Now that Cass considers it, Roz’s equation of the Maccabees with the Taliban isn’t entirely off the mark. The Maccabees, in opposing Hellenism, were opposing cosmopolitanism. They were religious fundamentalists who might well have sympathized with the Taliban’s dynamiting of the Buddhas of Bamyan in Afghanistan, classics of Indo-Greek art that the religious purists decreed must go, since they had once been used as idols. Religious purity is at the heart of the Maccabee story, too, as symbolized by the central miracle of the Hanukkah story. When the Jews, having vanquished their enemies after three years of fighting, went to rededicate their holy temple, destroying the Greek statues and inscriptions, they sought some “undefiled” oil to light the lamp known as the N’er Tamid, the eternal light. They found enough for only one night, but it burned for eight days, which was just the time needed to purify a new batch, which is why Hanukkah is celebrated with a candelabra, the menorah, for eight days.

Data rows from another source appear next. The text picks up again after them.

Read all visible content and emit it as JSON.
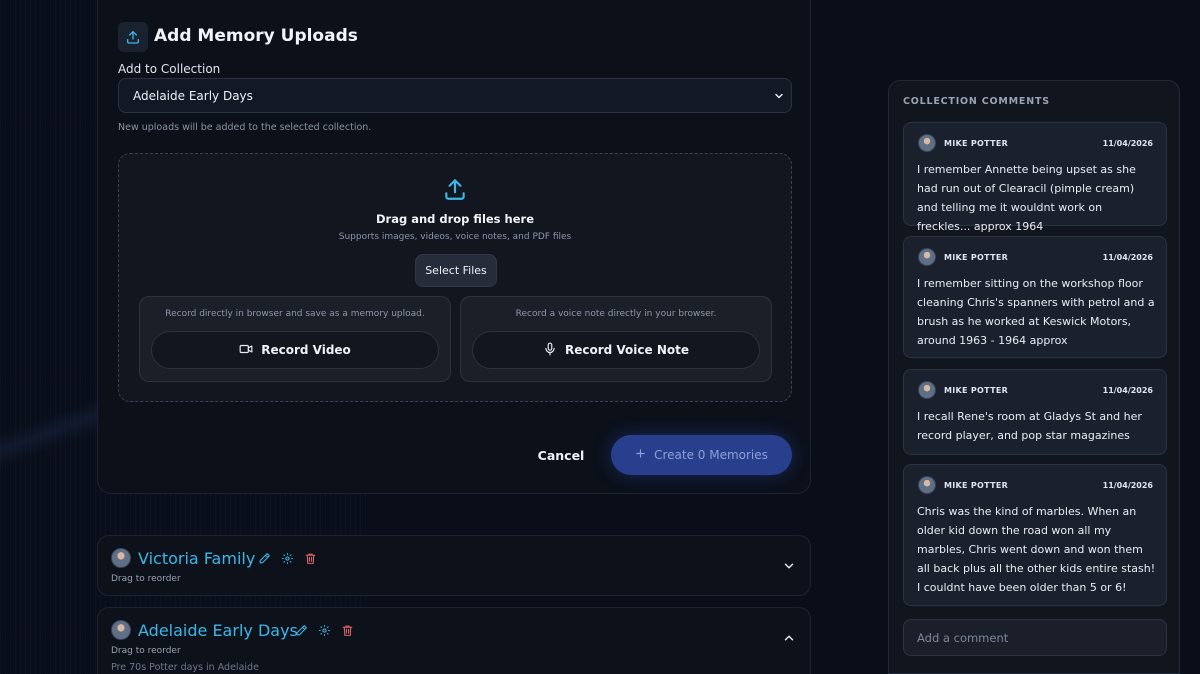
{
  "upload": {
    "title": "Add Memory Uploads",
    "collection_label": "Add to Collection",
    "collection_selected": "Adelaide Early Days",
    "collection_hint": "New uploads will be added to the selected collection.",
    "dropzone_title": "Drag and drop files here",
    "dropzone_sub": "Supports images, videos, voice notes, and PDF files",
    "select_files": "Select Files",
    "video_caption": "Record directly in browser and save as a memory upload.",
    "video_button": "Record Video",
    "voice_caption": "Record a voice note directly in your browser.",
    "voice_button": "Record Voice Note",
    "cancel": "Cancel",
    "create": "Create 0 Memories"
  },
  "collections": [
    {
      "title": "Victoria Family",
      "hint": "Drag to reorder"
    },
    {
      "title": "Adelaide Early Days",
      "hint": "Drag to reorder",
      "description": "Pre 70s Potter days in Adelaide"
    }
  ],
  "comments": {
    "heading": "COLLECTION COMMENTS",
    "items": [
      {
        "author": "MIKE POTTER",
        "date": "11/04/2026",
        "text": "I remember Annette being upset as she had run out of Clearacil (pimple cream) and telling me it wouldnt work on freckles... approx 1964"
      },
      {
        "author": "MIKE POTTER",
        "date": "11/04/2026",
        "text": "I remember sitting on the workshop floor cleaning Chris's spanners with petrol and a brush as he worked at Keswick Motors, around 1963 - 1964 approx"
      },
      {
        "author": "MIKE POTTER",
        "date": "11/04/2026",
        "text": "I recall Rene's room at Gladys St and her record player, and pop star magazines"
      },
      {
        "author": "MIKE POTTER",
        "date": "11/04/2026",
        "text": "Chris was the kind of marbles. When an older kid down the road won all my marbles, Chris went down and won them all back plus all the other kids entire stash! I couldnt have been older than 5 or 6!"
      }
    ],
    "input_placeholder": "Add a comment"
  },
  "colors": {
    "accent": "#39b8ea",
    "primary_button": "#283f8e",
    "delete_icon": "#e0626a"
  },
  "icons": {
    "upload": "upload-icon",
    "video": "video-camera-icon",
    "mic": "microphone-icon",
    "edit": "pencil-icon",
    "settings": "gear-icon",
    "delete": "trash-icon"
  }
}
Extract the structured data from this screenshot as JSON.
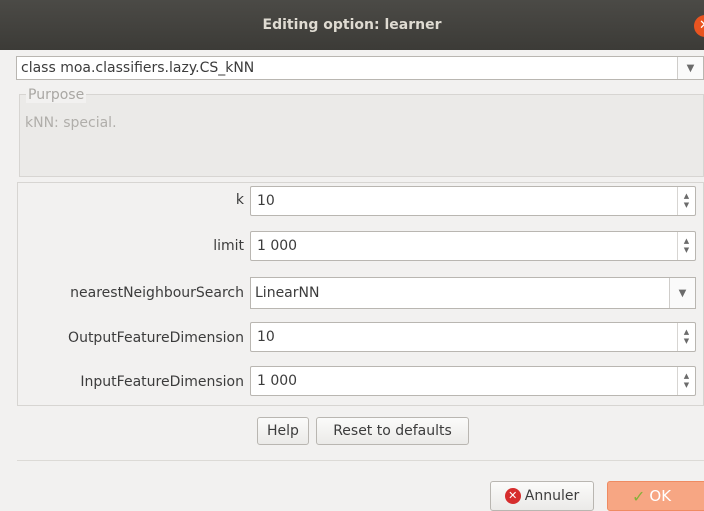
{
  "window": {
    "title": "Editing option: learner"
  },
  "classSelector": {
    "value": "class moa.classifiers.lazy.CS_kNN"
  },
  "purpose": {
    "legend": "Purpose",
    "text": "kNN: special."
  },
  "options": [
    {
      "label": "k",
      "value": "10",
      "kind": "spinner"
    },
    {
      "label": "limit",
      "value": "1 000",
      "kind": "spinner"
    },
    {
      "label": "nearestNeighbourSearch",
      "value": "LinearNN",
      "kind": "dropdown"
    },
    {
      "label": "OutputFeatureDimension",
      "value": "10",
      "kind": "spinner"
    },
    {
      "label": "InputFeatureDimension",
      "value": "1 000",
      "kind": "spinner"
    }
  ],
  "buttons": {
    "help": "Help",
    "reset": "Reset to defaults",
    "cancel": "Annuler",
    "ok": "OK"
  },
  "colors": {
    "accent": "#e95420",
    "okButton": "#f7a683",
    "titlebar": "#3c3b37"
  }
}
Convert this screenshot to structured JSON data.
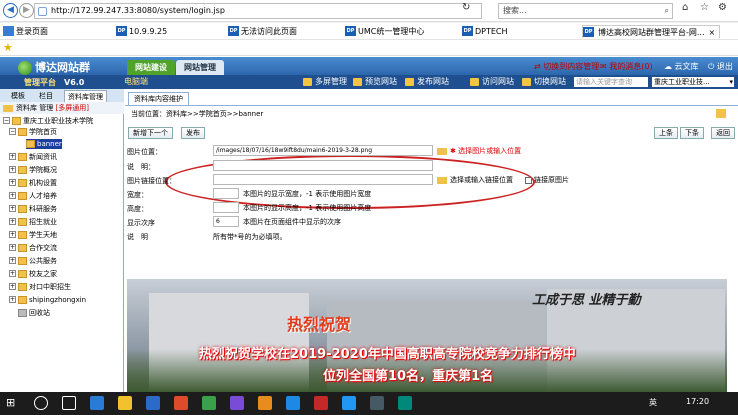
{
  "browser": {
    "url": "http://172.99.247.33:8080/system/login.jsp",
    "search_placeholder": "搜索...",
    "favorites": [
      {
        "label": "登录页面"
      },
      {
        "label": "10.9.9.25"
      },
      {
        "label": "无法访问此页面"
      },
      {
        "label": "UMC统一管理中心"
      },
      {
        "label": "DPTECH"
      }
    ],
    "active_tab": "博达高校网站群管理平台-网...",
    "favicon_text": "DP"
  },
  "app": {
    "brand": "博达网站群",
    "brand_sub": "管理平台",
    "version": "V6.0",
    "main_tabs": [
      {
        "label": "网站建设"
      },
      {
        "label": "网站管理"
      }
    ],
    "top_links": {
      "switch_content": "切换到内容管理",
      "my_messages": "我的消息(0)",
      "cloud_library": "云文库",
      "logout": "退出"
    },
    "sub_title": "电脑端",
    "toolbar": [
      {
        "label": "多屏管理"
      },
      {
        "label": "预览网站"
      },
      {
        "label": "发布网站"
      },
      {
        "label": "访问网站"
      },
      {
        "label": "切换网站"
      }
    ],
    "keyword_placeholder": "请输入关键字查询",
    "site_select": "重庆工业职业技..."
  },
  "sidebar": {
    "tabs": [
      {
        "label": "模板"
      },
      {
        "label": "栏目"
      },
      {
        "label": "资料库管理"
      }
    ],
    "header": "资料库 管理",
    "header_tag": "[多屏通用]",
    "tree": [
      {
        "label": "重庆工业职业技术学院"
      },
      {
        "label": "学院首页"
      },
      {
        "label": "banner"
      },
      {
        "label": "新闻资讯"
      },
      {
        "label": "学院概况"
      },
      {
        "label": "机构设置"
      },
      {
        "label": "人才培养"
      },
      {
        "label": "科研服务"
      },
      {
        "label": "招生就业"
      },
      {
        "label": "学生天地"
      },
      {
        "label": "合作交流"
      },
      {
        "label": "公共服务"
      },
      {
        "label": "校友之家"
      },
      {
        "label": "对口中职招生"
      },
      {
        "label": "shipingzhongxin"
      },
      {
        "label": "回收站"
      }
    ]
  },
  "content": {
    "tab": "资料库内容维护",
    "breadcrumb": "当前位置：资料库>>学院首页>>banner",
    "buttons": {
      "add_next": "新增下一个",
      "publish": "发布",
      "prev": "上条",
      "next": "下条",
      "back": "返回"
    },
    "fields": {
      "image_pos_label": "图片位置：",
      "image_pos_value": "/images/18/07/16/18w9ift8du/main6-2019-3-28.png",
      "image_pos_hint": "选择图片或输入位置",
      "desc_label": "说　明：",
      "desc_value": "",
      "link_label": "图片链接位置：",
      "link_value": "",
      "link_hint": "选择或输入链接位置",
      "link_checkbox": "链接原图片",
      "width_label": "宽度：",
      "width_value": "",
      "width_hint": "本图片的显示宽度，-1 表示使用图片宽度",
      "height_label": "高度：",
      "height_value": "",
      "height_hint": "本图片的显示高度，-1 表示使用图片高度",
      "order_label": "显示次序",
      "order_value": "6",
      "order_hint": "本图片在页面组件中显示的次序",
      "note_label": "说　明",
      "note_value": "所有带*号的为必填项。"
    },
    "banner": {
      "calligraphy": "工成于思 业精于勤",
      "congrats": "热烈祝贺",
      "line1": "热烈祝贺学校在2019-2020年中国高职高专院校竞争力排行榜中",
      "line2": "位列全国第10名，重庆第1名"
    }
  },
  "taskbar": {
    "lang": "英",
    "time": "17:20"
  }
}
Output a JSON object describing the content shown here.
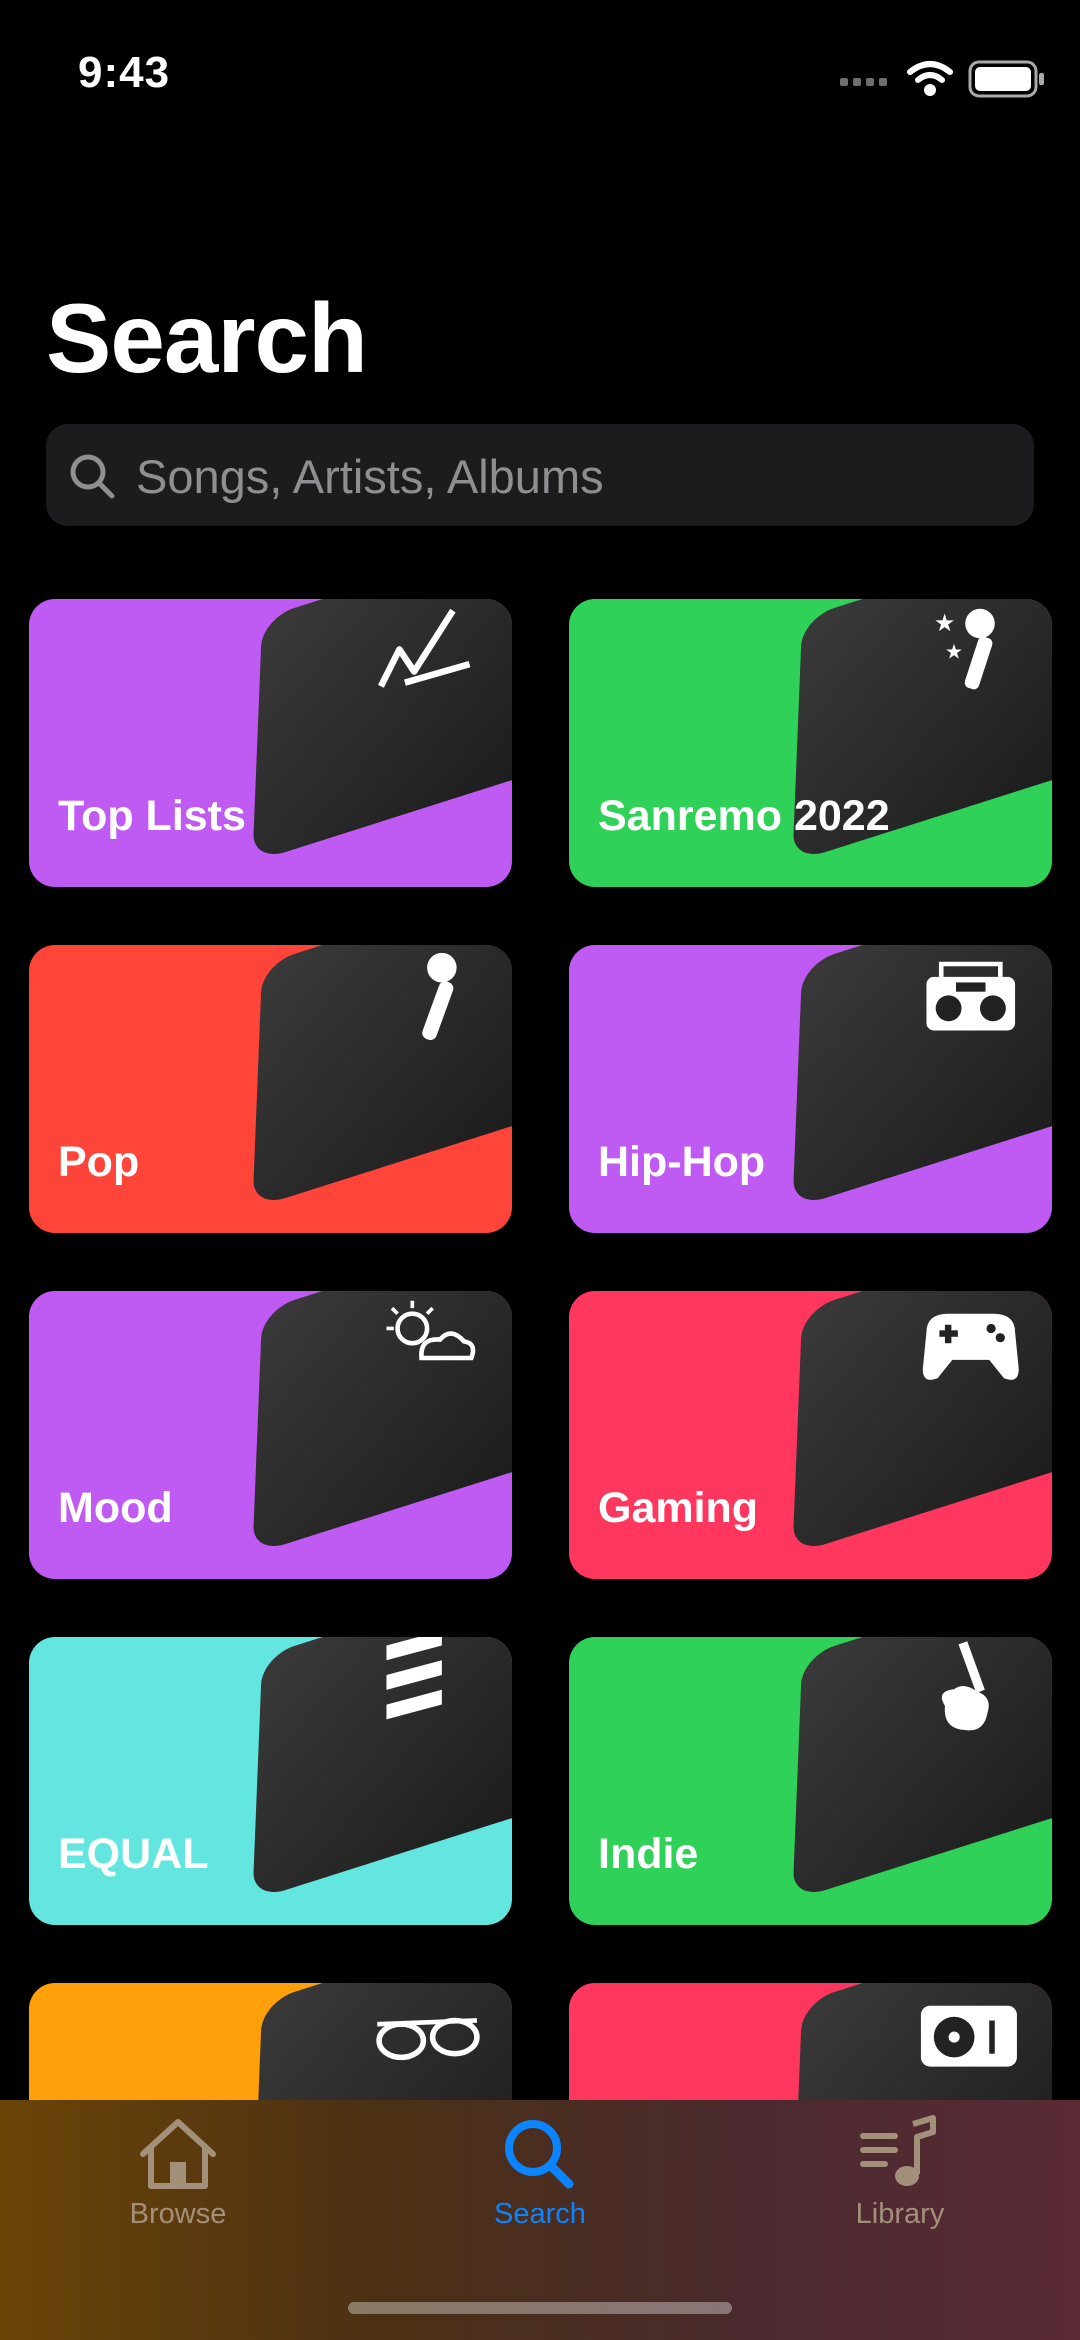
{
  "status_bar": {
    "time": "9:43"
  },
  "page": {
    "title": "Search",
    "search": {
      "placeholder": "Songs, Artists, Albums",
      "value": ""
    }
  },
  "categories": [
    {
      "label": "Top Lists",
      "color": "#bf5af2",
      "icon": "chart-icon"
    },
    {
      "label": "Sanremo 2022",
      "color": "#30d158",
      "icon": "microphone-stars-icon"
    },
    {
      "label": "Pop",
      "color": "#ff453a",
      "icon": "microphone-icon"
    },
    {
      "label": "Hip-Hop",
      "color": "#bf5af2",
      "icon": "boombox-icon"
    },
    {
      "label": "Mood",
      "color": "#bf5af2",
      "icon": "weather-icon"
    },
    {
      "label": "Gaming",
      "color": "#ff375f",
      "icon": "gamepad-icon"
    },
    {
      "label": "EQUAL",
      "color": "#64e6e0",
      "icon": "equal-bars-icon"
    },
    {
      "label": "Indie",
      "color": "#30d158",
      "icon": "guitar-icon"
    },
    {
      "label": "",
      "color": "#ff9f0a",
      "icon": "sunglasses-icon"
    },
    {
      "label": "",
      "color": "#ff375f",
      "icon": "turntable-icon"
    }
  ],
  "tab_bar": {
    "tabs": [
      {
        "label": "Browse",
        "icon": "home-icon",
        "active": false
      },
      {
        "label": "Search",
        "icon": "search-icon",
        "active": true
      },
      {
        "label": "Library",
        "icon": "music-list-icon",
        "active": false
      }
    ],
    "active_color": "#0a84ff"
  }
}
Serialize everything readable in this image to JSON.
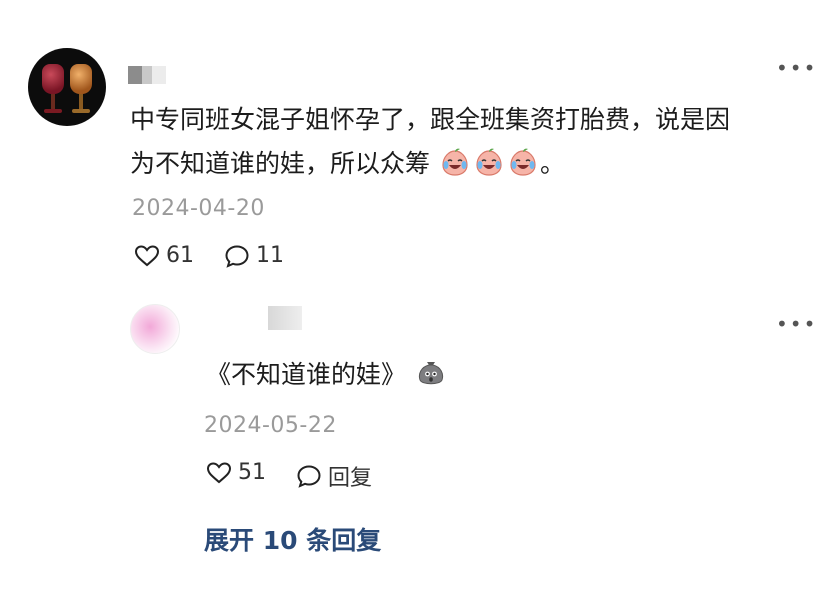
{
  "main_comment": {
    "content": "中专同班女混子姐怀孕了，跟全班集资打胎费，说是因为不知道道谁的娃，所以众筹",
    "content_part1": "中专同班女混子姐怀孕了，跟全班集资打胎费，说是因",
    "content_part2": "为不知道谁的娃，所以众筹",
    "content_end": "。",
    "emoji_icon": "crying-laughing-peach-emoji",
    "emoji_count": 3,
    "date": "2024-04-20",
    "likes": "61",
    "comments": "11"
  },
  "reply": {
    "content": "《不知道谁的娃》",
    "emoji_icon": "shocked-bag-emoji",
    "date": "2024-05-22",
    "likes": "51",
    "reply_label": "回复"
  },
  "expand_label": "展开 10 条回复",
  "colors": {
    "accent": "#2a4a78",
    "date": "#9a9a9a"
  }
}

As a psychologist of religion, Cass has given much thought to the longing for spiritual purity, its source in the primitive emotion of disgust.

Disgust is so fundamental that it’s one of the six universal facial expressions (happiness, sadness, fear, surprise, anger, disgust), all of them manifested on a baby’s face during the first few months of its life. The best theory is that disgust is a response evolved to protect the body from harmful ingestants, such as putrefying substances-often odious-smelling to us-as well as substances that are prime carriers of disease, like bodily excreta and parasitic insects and worms.

The primitive emotion was adapted, by an almost metaphorical extension, to help out in solving the problems that are inherent in being a large-brained social animal. Other people can potentially harm us and so are perceived as potential defilers, and their practices or values are viewed as contaminated. And they-sometimes judged as individuals, and sometimes in swarming aggregate-can become elicitors of disgust. This went hand in hand with the evolution of the sense of our selves as immaterial souls distinct from our bodies-a purer self avoiding contamination by ever-more metaphorical defilers. So disgust is also triggered by upsetting reminders of our own embodiment-for example, contact with the decay of death, or with deviating sexual practices (so often described as animalistic), or with violations of the envelope of our bodies.